Tratto da un famoso fatto di cronaca avvenuto dieci anni prima della caduta del Muro di Berlino, il film racconta i tentativi di fuga dalla Germania Est di due famiglie a bordo di una mongolfiera
BALLOON – IL VENTO DELLA LIBERTÀ
Regia di Michael Herbig. Con Friedrich Mücke (Strelzyk), Karoline Schüch (Doris Strelzik)
Germania 2018, 120’.
Distribuzione: Lucky Red – Netflix
Tratto da un famoso fatto di cronaca avvenuto dieci anni prima della caduta del Muro di Berlino, il film racconta i tentativi di fuga dalla Germania Est di due famiglie a bordo di una mongolfiera.
Di grande interesse la prima parte sin dall’incipit, con una sequenza in montaggio alternato in cui si rivela il doppio volto del totalitarismo socialista: da una parte un coro di voci angeliche dentro una scuola, dall’altra i colpi di pistola vicino al confine per fermare ogni fuggitivo.

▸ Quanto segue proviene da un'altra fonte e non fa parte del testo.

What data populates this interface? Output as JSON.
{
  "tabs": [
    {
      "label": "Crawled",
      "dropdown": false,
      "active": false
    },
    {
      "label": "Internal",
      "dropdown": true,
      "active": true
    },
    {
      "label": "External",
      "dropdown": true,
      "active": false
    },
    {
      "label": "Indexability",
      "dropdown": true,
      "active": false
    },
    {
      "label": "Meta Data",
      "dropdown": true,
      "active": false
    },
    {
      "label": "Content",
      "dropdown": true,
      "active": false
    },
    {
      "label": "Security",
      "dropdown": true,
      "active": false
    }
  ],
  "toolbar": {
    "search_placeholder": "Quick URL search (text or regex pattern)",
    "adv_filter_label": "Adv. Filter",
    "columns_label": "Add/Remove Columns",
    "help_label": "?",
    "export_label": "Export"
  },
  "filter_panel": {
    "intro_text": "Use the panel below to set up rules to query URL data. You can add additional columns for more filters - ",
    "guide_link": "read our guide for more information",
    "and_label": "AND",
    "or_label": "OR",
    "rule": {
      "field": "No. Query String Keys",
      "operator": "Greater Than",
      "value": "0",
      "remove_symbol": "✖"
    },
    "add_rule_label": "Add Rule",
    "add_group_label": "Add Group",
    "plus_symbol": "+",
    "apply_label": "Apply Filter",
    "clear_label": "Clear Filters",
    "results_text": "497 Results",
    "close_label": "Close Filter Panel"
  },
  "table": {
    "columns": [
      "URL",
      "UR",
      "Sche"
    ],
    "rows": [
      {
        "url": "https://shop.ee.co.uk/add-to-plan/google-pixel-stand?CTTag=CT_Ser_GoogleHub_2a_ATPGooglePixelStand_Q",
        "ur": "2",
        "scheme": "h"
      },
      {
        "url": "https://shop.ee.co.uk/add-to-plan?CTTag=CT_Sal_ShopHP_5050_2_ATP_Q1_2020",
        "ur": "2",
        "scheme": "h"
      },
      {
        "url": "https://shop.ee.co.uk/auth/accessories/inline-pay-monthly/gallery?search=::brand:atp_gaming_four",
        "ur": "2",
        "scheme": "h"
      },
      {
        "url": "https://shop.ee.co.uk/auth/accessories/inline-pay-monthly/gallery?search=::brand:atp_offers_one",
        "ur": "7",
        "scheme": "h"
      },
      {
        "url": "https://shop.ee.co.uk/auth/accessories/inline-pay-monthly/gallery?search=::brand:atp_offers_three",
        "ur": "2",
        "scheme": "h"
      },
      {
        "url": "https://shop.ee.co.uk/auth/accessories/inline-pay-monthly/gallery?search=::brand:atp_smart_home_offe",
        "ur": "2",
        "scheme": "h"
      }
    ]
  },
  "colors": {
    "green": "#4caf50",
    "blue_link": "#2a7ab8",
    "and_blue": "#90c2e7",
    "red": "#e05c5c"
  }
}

I dialoghi sono brillanti, la regia fresca, la fotografia livida negli esterni con interni assolati e luminosi, bel modo per comunicare con codice puramente visivo la differenza tra la gelida temperatura sociale e la fiamma ancora accesa dentro le mura domestiche.
Il punto di vista privilegiato è quello del piccolo di casa, con inquadrature dal basso verso l’alto e riprese di grande mobilità, espedienti che si traducono, soprattutto nella sequenza del primo volo in mongolfiera, realizzata con uso insistito di primi e primissimi piani e rinunciando a spettacolari riprese aeree, in palpitante tensione emotiva.
Costruito con ambiguità, poi, il ruolo del commissario della Stasi deputato ad incastrare i fuggitivi, punto di ricaduta filosofica e morale sul tema della privazione della libertà.
Piuttosto convenzionale, invece, la seconda parte del film, in cui gli aspetti sociopolitici si indeboliscono fino a diluirsi completamente, con i personaggi che, svestiti i panni di attori di un tempo e di un luogo specifici, assurgono ad archetipi di un plot prevedibile e manicheo che strizza l’occhio al linguaggio della serialità.
È qui che la regia si aggrappa ai cliché narrativi e visivi del genere, per esempio con la rappresentazione in sequenza di montaggio del piano di fuga finale nei suoi vari passaggi e con un maggiore risalto alle musiche, che già in precedenza erano sembrate eccessivamente enfatiche. Anche l’innesto di una sottotrama sentimentale sembra rispondere più a un’esigenza di tipo funzionale (seminare per la chiusa ambientata dieci anni dopo) che ad una volontà di offrire altre sfumature al tema principe del film, universale ed eterno: la libertà.